Mas outro dia falo do John Forester com mais calma, pois há coisas mais importantes em jogo. Mesmo que ele seja um pouco exagerado, o que eu não acho, a sua postura política é um grande exemplo. Não é qualquer um que tem a coragem de ser simultaneamente contra a parte sem cérebro dos cicloativistas e contra a parte eleitoreira do governo. Ainda bem que há gente assim, que nada contra a maré quando a maré está errada.

O outro livro importante sobre a pilotagem urbana de bicicletas é The Art of Cycling (2004), de Robert Hurst. Se alguém comparar o Hurst com o Forester, pensará que ele é passivo como uma ovelhinha. Agora, se ele for comparado com a manada de cicloativistas de pensamento único, Hurst tem posições fortes, bem embasadas e muito corajosas.

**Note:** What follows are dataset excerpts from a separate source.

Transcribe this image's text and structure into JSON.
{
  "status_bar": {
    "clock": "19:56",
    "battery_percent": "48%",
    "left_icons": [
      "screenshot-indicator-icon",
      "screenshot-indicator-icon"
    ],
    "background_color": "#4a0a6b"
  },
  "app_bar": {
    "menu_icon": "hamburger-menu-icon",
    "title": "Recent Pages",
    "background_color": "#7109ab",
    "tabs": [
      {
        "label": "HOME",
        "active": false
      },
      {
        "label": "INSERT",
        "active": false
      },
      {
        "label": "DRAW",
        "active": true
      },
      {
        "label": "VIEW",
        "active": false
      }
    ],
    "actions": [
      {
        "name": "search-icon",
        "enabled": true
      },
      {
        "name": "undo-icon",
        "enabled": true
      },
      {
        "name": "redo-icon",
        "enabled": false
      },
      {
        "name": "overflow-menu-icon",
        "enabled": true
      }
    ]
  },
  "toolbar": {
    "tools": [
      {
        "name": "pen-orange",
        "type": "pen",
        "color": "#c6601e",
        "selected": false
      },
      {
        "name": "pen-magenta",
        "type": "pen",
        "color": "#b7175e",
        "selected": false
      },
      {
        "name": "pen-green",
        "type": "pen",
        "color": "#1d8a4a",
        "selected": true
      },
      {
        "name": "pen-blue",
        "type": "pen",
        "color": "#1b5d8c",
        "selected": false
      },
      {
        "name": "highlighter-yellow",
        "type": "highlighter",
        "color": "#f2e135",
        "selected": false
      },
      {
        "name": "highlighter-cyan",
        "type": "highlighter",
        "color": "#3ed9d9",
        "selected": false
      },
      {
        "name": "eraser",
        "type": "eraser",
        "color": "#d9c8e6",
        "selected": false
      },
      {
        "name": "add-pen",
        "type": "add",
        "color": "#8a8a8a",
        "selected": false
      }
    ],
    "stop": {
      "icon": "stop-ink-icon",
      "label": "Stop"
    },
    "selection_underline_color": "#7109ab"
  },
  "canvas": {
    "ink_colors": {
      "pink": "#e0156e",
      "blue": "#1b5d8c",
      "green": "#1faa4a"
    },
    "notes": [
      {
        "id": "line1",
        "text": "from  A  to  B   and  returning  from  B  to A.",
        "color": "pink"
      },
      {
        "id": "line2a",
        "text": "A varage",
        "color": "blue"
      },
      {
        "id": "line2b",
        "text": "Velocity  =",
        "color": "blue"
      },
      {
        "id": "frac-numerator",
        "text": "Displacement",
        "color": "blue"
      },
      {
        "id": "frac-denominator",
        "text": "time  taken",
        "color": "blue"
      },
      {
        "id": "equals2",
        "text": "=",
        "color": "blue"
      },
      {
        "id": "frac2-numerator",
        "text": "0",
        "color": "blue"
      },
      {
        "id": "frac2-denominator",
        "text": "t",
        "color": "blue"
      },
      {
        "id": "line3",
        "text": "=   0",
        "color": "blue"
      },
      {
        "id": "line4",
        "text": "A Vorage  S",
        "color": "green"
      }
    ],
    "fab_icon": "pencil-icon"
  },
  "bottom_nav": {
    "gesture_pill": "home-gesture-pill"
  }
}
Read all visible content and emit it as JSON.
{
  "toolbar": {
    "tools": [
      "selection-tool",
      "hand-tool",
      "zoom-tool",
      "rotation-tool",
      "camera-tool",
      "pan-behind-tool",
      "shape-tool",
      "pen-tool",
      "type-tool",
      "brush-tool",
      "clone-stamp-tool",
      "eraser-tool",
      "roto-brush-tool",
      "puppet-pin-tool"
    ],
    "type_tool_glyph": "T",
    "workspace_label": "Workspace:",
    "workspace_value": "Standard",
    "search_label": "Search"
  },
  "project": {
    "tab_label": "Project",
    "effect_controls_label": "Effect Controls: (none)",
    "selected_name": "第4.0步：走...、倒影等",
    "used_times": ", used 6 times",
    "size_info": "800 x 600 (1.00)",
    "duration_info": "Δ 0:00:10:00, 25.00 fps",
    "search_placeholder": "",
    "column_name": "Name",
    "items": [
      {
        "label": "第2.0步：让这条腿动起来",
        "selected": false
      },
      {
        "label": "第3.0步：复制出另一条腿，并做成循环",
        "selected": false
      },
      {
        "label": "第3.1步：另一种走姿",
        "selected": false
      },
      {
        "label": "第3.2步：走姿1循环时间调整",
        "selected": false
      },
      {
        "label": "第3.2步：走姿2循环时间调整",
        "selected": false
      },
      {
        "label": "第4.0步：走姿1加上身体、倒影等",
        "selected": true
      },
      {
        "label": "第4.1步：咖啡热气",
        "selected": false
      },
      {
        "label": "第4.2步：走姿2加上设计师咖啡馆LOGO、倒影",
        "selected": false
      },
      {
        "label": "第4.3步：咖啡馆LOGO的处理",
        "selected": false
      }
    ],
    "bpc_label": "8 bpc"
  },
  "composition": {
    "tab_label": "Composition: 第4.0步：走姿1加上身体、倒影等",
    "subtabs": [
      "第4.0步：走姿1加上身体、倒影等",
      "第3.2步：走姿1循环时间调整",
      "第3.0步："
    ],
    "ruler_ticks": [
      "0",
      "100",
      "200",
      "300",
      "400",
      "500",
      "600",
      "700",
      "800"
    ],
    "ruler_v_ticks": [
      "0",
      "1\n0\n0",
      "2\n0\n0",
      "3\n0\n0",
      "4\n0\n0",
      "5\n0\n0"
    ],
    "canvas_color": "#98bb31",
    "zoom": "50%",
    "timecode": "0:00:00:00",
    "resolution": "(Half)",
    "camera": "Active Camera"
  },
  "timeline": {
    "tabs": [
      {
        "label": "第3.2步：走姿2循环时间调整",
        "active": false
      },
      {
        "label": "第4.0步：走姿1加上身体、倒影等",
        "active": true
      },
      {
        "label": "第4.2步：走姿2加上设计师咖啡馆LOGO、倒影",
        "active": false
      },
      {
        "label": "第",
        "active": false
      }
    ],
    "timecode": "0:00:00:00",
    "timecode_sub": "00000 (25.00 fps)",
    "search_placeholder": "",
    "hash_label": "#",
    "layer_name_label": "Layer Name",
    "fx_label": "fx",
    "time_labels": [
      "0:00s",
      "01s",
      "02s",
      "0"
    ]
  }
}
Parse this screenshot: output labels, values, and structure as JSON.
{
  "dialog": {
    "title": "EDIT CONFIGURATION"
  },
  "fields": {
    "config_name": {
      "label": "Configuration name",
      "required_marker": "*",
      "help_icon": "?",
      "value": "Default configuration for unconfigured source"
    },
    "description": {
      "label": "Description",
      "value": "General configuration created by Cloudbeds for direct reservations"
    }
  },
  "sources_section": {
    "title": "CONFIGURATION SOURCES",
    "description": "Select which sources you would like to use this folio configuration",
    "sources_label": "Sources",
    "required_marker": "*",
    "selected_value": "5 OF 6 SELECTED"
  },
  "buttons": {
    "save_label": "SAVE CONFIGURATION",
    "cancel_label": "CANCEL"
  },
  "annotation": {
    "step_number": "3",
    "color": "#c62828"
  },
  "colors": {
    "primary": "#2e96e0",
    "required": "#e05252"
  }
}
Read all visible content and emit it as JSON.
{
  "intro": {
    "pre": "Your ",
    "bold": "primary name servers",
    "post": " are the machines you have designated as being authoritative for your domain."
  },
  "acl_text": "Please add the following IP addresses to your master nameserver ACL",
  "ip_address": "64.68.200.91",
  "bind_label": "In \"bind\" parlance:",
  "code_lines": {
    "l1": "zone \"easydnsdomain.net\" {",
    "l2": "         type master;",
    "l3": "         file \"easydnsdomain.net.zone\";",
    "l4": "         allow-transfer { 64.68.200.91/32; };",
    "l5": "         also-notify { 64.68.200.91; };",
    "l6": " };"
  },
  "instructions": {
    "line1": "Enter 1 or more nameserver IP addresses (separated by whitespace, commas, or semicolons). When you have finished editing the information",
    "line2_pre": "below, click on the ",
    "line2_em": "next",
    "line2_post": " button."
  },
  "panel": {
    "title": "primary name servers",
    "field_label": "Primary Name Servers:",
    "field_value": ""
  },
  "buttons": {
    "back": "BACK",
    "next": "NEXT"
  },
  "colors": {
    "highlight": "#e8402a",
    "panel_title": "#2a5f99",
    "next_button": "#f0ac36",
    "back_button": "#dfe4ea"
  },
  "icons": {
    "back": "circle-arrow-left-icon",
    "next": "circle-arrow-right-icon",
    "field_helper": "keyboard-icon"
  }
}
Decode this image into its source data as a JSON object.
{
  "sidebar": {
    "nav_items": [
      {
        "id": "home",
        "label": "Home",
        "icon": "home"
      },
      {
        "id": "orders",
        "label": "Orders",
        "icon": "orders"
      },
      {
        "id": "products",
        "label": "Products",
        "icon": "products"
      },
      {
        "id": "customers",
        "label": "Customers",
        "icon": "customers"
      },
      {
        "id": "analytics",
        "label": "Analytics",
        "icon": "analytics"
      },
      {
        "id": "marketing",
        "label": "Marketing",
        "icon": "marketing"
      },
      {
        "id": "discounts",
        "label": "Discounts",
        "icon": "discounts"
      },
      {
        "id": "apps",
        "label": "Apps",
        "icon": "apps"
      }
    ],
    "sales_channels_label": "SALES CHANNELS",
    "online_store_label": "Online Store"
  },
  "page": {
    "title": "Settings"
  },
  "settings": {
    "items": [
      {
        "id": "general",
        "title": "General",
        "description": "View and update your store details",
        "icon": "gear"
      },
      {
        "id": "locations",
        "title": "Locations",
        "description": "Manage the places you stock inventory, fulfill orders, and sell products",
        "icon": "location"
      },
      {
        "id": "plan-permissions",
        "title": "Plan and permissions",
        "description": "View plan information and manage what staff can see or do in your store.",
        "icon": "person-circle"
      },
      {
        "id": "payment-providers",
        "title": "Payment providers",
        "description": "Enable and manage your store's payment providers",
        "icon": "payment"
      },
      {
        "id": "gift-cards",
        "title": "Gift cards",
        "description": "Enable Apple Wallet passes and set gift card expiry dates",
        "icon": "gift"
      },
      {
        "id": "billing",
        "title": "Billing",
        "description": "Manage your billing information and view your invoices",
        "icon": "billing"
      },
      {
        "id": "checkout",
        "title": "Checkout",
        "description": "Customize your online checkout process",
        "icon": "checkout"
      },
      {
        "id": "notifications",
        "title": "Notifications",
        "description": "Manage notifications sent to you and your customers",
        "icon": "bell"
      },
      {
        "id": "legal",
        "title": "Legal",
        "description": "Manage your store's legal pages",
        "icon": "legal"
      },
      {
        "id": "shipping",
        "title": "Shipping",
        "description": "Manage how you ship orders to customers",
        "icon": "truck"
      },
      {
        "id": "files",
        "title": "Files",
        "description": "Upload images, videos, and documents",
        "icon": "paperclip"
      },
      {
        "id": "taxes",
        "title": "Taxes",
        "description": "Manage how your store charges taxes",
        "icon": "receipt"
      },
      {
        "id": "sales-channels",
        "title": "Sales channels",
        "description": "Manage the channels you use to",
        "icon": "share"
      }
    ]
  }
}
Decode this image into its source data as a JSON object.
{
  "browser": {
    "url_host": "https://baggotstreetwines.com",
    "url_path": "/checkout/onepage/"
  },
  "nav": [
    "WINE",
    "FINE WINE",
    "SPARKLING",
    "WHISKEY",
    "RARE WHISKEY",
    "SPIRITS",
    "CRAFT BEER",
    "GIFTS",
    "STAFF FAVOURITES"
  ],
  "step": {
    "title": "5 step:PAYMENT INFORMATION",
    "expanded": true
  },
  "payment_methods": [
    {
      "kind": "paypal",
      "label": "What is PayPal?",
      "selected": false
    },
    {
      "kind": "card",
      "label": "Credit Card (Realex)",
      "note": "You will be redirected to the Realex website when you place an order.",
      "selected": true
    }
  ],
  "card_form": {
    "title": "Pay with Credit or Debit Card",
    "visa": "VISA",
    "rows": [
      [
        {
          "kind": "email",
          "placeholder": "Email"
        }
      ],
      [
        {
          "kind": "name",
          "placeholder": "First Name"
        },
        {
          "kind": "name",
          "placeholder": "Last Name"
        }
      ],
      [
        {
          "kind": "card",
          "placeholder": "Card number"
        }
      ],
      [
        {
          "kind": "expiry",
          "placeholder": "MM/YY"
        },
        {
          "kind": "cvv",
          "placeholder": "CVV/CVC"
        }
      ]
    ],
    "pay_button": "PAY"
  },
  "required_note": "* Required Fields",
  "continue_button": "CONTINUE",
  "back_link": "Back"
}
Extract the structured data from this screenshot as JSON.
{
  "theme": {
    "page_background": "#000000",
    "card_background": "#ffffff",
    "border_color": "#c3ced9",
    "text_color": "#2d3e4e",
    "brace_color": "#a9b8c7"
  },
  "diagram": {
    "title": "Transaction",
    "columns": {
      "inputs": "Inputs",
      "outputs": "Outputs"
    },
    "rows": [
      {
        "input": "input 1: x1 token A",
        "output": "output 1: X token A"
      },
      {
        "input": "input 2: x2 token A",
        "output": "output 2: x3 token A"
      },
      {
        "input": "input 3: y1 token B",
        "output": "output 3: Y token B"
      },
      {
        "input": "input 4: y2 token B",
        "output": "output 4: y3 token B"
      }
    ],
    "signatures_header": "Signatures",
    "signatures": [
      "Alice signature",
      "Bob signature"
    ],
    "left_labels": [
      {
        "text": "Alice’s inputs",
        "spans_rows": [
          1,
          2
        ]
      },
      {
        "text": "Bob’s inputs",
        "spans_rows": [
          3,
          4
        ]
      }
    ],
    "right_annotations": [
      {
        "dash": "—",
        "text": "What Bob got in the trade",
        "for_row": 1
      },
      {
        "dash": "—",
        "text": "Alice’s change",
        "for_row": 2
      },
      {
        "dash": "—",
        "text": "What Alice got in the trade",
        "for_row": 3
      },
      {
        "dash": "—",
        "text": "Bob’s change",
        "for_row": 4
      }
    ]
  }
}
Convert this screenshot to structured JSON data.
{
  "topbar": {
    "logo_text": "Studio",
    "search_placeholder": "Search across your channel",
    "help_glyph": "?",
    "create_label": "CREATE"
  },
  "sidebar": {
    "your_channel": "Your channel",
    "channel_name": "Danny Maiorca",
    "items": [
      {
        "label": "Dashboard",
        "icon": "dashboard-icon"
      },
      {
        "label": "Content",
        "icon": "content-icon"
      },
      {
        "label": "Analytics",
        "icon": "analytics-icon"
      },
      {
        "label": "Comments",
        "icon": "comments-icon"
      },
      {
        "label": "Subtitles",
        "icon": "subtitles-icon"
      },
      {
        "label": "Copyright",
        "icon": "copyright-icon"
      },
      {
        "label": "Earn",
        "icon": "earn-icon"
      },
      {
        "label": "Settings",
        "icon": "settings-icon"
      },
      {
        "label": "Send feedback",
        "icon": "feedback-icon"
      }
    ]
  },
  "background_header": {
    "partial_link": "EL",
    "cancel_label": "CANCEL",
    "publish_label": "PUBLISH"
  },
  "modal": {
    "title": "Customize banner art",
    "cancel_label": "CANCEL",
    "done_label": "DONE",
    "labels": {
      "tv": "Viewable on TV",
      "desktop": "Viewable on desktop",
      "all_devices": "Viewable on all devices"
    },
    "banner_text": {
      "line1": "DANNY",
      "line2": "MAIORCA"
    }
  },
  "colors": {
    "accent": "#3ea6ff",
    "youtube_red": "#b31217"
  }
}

O primeiro ponto que ele ganhou comigo foi ao insinuar que a bicicleta perfeita para o trânsito urbano é a ciclocross. Esse é um tipo de bicicleta que está no mercado das competições há bastante tempo, misturando a geometria de uma bicicleta de corrida, pneus mais largos e um quadro que resiste a todas as estações. Se bem que eu estou forçando a barra aqui, pois na verdade o Hurst se limita a dizer “alguns bicicleteiros diriam que…”. Mas dos outros tipos de bicicleta ele não fala nem isso, então está valendo.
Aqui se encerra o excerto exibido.